Bringing clinical trials into the community, however, will not be easy unless simpler protocols and structures are in place to facilitate the process for both patients and staff. Telemedicine can be useful in reaching a wider patient population and in managing subjects on trials. New processes should also be put in place to assure the data obtained are “high quality and clean,” Dr. Infante added.

Niche Drug Development

One problem in the clinical trials setting, however, is the increase in “niche” drugs, Dr. Infante added. “It’s not like you are testing a drug for lymphoma anymore, or even a big subset of lymphoma like diffuse large B-cell lymphoma,” he said. “Actually, no, it could be for a very specific sub-set such as non-GCB [germinal center B-cell like] diffuse large B-cell. It’s become niche, niche, niche. It’s rare to have a drug that works across the board. It becomes unmanageable for a busy cancer center to have an infinite number of trials open that can fit every individual patient. Also, as a principal investigator it’s hard to oversee more than 18-20 oncology trials and not start to feel overwhelmed.”

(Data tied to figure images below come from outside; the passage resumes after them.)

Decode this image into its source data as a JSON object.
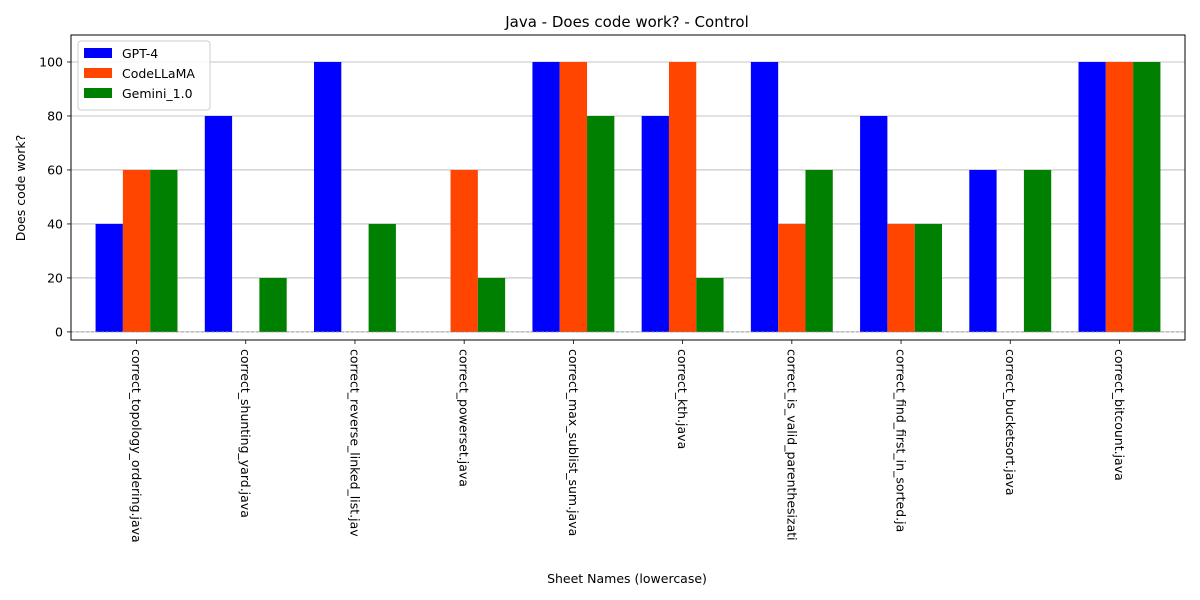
{
  "chart_data": {
    "type": "bar",
    "title": "Java - Does code work? - Control",
    "xlabel": "Sheet Names (lowercase)",
    "ylabel": "Does code work?",
    "ylim": [
      -3,
      110
    ],
    "yticks": [
      0,
      20,
      40,
      60,
      80,
      100
    ],
    "grid": "y",
    "legend_position": "top-left",
    "categories": [
      "correct_topology_ordering.java",
      "correct_shunting_yard.java",
      "correct_reverse_linked_list.jav",
      "correct_powerset.java",
      "correct_max_sublist_sum.java",
      "correct_kth.java",
      "correct_is_valid_parenthesizati",
      "correct_find_first_in_sorted.ja",
      "correct_bucketsort.java",
      "correct_bitcount.java"
    ],
    "series": [
      {
        "name": "GPT-4",
        "color": "#0000ff",
        "values": [
          40,
          80,
          100,
          0,
          100,
          80,
          100,
          80,
          60,
          100
        ]
      },
      {
        "name": "CodeLLaMA",
        "color": "#ff4500",
        "values": [
          60,
          0,
          0,
          60,
          100,
          100,
          40,
          40,
          0,
          100
        ]
      },
      {
        "name": "Gemini_1.0",
        "color": "#008000",
        "values": [
          60,
          20,
          40,
          20,
          80,
          20,
          60,
          40,
          60,
          100
        ]
      }
    ]
  }
}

One way to ease this might be to have multiple sponsors for a single trial in which companies could place a compound to be evaluated within a master protocol. Although this approach may solve some problems, it also is problematic in terms of oversight and in “getting everyone to play in the sandbox together.” Even though oncology drug development is complex, there is clearly a lot of momentum to find new and better therapies. The field is moving at a rapid pace which hopefully will translate directly to improved treatments for cancer patients. 

DISCLOSURE: Dr. Bendell is employed by Roche. Dr. Infante is employed by Janssen.